Sebagai langkah konkret, Kemenperin melalui Badan Pengembangan Sumber Daya Manusia Industri (BPSDMI)menggelar Focus Group Discussion (FGD) bertajuk “Electrification AIoT Transformation 4.0 2025” di Gedung Pusat Industri Digital Indonesia (PIDI 4.0), Jakarta.
Acara ini merupakan hasil kolaborasi antara BPSDMI, nbsp;Indonesia Robotics Association (IRA), dan perusahaan teknologi global asal Singapura Arrow Electronics, Inc. Forum ini mempertemukan hampir 100 peserta dari sektor robotika, semikonduktor, dan kendaraan listrik (EV).

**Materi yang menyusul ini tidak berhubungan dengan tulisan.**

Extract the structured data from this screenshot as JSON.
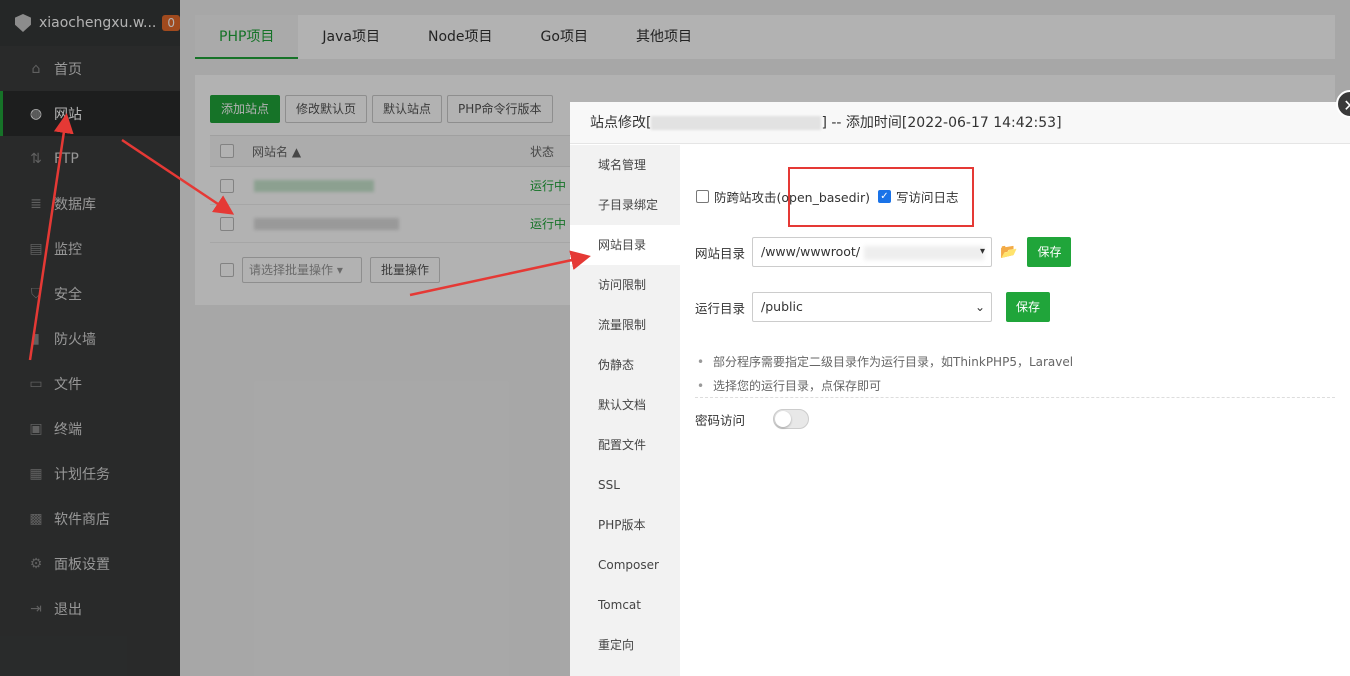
{
  "sidebar": {
    "brand": "xiaochengxu.w...",
    "badge": "0",
    "items": [
      {
        "label": "首页",
        "icon": "home-icon"
      },
      {
        "label": "网站",
        "icon": "globe-icon"
      },
      {
        "label": "FTP",
        "icon": "ftp-icon"
      },
      {
        "label": "数据库",
        "icon": "database-icon"
      },
      {
        "label": "监控",
        "icon": "monitor-icon"
      },
      {
        "label": "安全",
        "icon": "shield-icon"
      },
      {
        "label": "防火墙",
        "icon": "firewall-icon"
      },
      {
        "label": "文件",
        "icon": "folder-icon"
      },
      {
        "label": "终端",
        "icon": "terminal-icon"
      },
      {
        "label": "计划任务",
        "icon": "calendar-icon"
      },
      {
        "label": "软件商店",
        "icon": "apps-icon"
      },
      {
        "label": "面板设置",
        "icon": "gear-icon"
      },
      {
        "label": "退出",
        "icon": "logout-icon"
      }
    ]
  },
  "tabs": [
    "PHP项目",
    "Java项目",
    "Node项目",
    "Go项目",
    "其他项目"
  ],
  "toolbar": {
    "add_site": "添加站点",
    "edit_default_page": "修改默认页",
    "default_site": "默认站点",
    "php_cli_version": "PHP命令行版本"
  },
  "table": {
    "col_name": "网站名 ▲",
    "col_status": "状态",
    "rows": [
      {
        "status": "运行中"
      },
      {
        "status": "运行中"
      }
    ],
    "batch_placeholder": "请选择批量操作",
    "batch_button": "批量操作"
  },
  "modal": {
    "title_prefix": "站点修改[",
    "title_suffix": "] -- 添加时间[2022-06-17 14:42:53]",
    "close": "✕",
    "menu": [
      "域名管理",
      "子目录绑定",
      "网站目录",
      "访问限制",
      "流量限制",
      "伪静态",
      "默认文档",
      "配置文件",
      "SSL",
      "PHP版本",
      "Composer",
      "Tomcat",
      "重定向"
    ],
    "active_menu_index": 2,
    "open_basedir_label": "防跨站攻击(open_basedir)",
    "open_basedir_checked": false,
    "access_log_label": "写访问日志",
    "access_log_checked": true,
    "site_dir_label": "网站目录",
    "site_dir_value": "/www/wwwroot/",
    "save_label": "保存",
    "run_dir_label": "运行目录",
    "run_dir_value": "/public",
    "tips": [
      "部分程序需要指定二级目录作为运行目录，如ThinkPHP5，Laravel",
      "选择您的运行目录，点保存即可"
    ],
    "password_access_label": "密码访问",
    "password_access_on": false
  },
  "colors": {
    "accent": "#20a53a",
    "annotation": "#e53935"
  }
}
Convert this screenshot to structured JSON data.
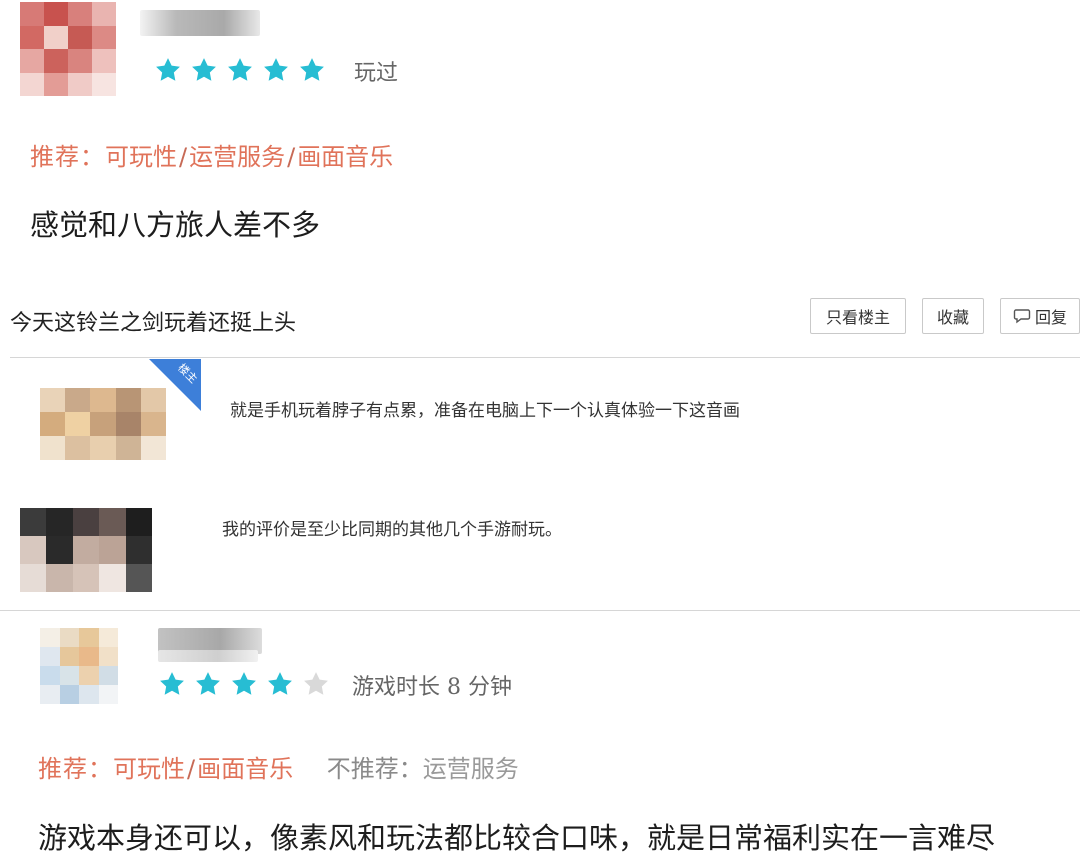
{
  "review1": {
    "status": "玩过",
    "rating": 5,
    "max_rating": 5,
    "recommend_label": "推荐：",
    "recommend_tags": [
      "可玩性",
      "运营服务",
      "画面音乐"
    ],
    "text": "感觉和八方旅人差不多"
  },
  "thread": {
    "title": "今天这铃兰之剑玩着还挺上头",
    "buttons": {
      "only_op": "只看楼主",
      "favorite": "收藏",
      "reply": "回复"
    },
    "op_badge": "楼主",
    "replies": [
      {
        "text": "就是手机玩着脖子有点累，准备在电脑上下一个认真体验一下这音画"
      },
      {
        "text": "我的评价是至少比同期的其他几个手游耐玩。"
      }
    ]
  },
  "review2": {
    "status": "游戏时长 8 分钟",
    "rating": 4,
    "max_rating": 5,
    "recommend_label": "推荐：",
    "recommend_tags": [
      "可玩性",
      "画面音乐"
    ],
    "not_recommend_label": "不推荐：",
    "not_recommend_tags": [
      "运营服务"
    ],
    "text": "游戏本身还可以，像素风和玩法都比较合口味，就是日常福利实在一言难尽"
  },
  "colors": {
    "star_filled": "#27bdd3",
    "star_empty": "#d9d9d9",
    "recommend": "#e0735a",
    "op_badge": "#3d7fd9"
  }
}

Kepala BPSDMI, Doddy Rahadi mengatakan bahwa FGD ini menjadi wadah strategis dalam memperkuat kesiapan teknologi, rantai pasok, serta kompetensi sumber daya manusia di era industri 4.0.
“Perkembangan robotika menjadi fokus utama agenda Making Indonesia 4.0. Ekosistem yang kuat harus dibangun dari kesiapan teknologi, supply chain, hingga kapasitas SDM,” ujarnya.
Dalam forum tersebut, para peserta membahas bagaimana AIoT, sistem otomasi, sensor, hingga rantai pasok semikonduktor dapat menjadi lompatan besar dalam efisiensi dan produktivitas industri nasional.
Kepala Pusdiklat SDM Industri, Sidik Herman menyampaikan bahwa kegiatan ini diharapkan menghasilkan rekomendasi konkret untuk memperkuat ekosistem robotika, semikonduktor, dan EV (electric vehicle) di Indonesia.
“Kami optimis FGD ini menjadi titik awal kolaborasi erat antara pemerintah, industri, dan mitra global dalam mendorong transformasi teknologi nasional,” kata Sidik.
Sementara itu, Managing Director Arrow Electronics Tak Chow menegaskan komitmen perusahaan untuk mendukung transformasi industri di Indonesia melalui penyediaan solusi dan teknologi inovatif berbasis AIoT.
“Kami hadir untuk mendukung perusahaan-perusahaan Indonesia meningkatkan Tingkat Komponen Dalam Negeri (TKDN) sekaligus memperkuat kemampuan adopsi teknologi cerdas,” ujarnya.
Kegiatan FGD ini menegaskan bahwa Kemenperin  tidak hanya berfokus pada adopsi teknologi, tetapi juga pada pemberdayaan SDM industri agar menjadi pencipta dan pengembang teknologi.
Dengan dukungan ekosistem seperti PIDI 4.0, Indonesia diharapkan mampu memperkuat posisinya sebagai pusat inovasi industri cerdas di Asia Tenggara.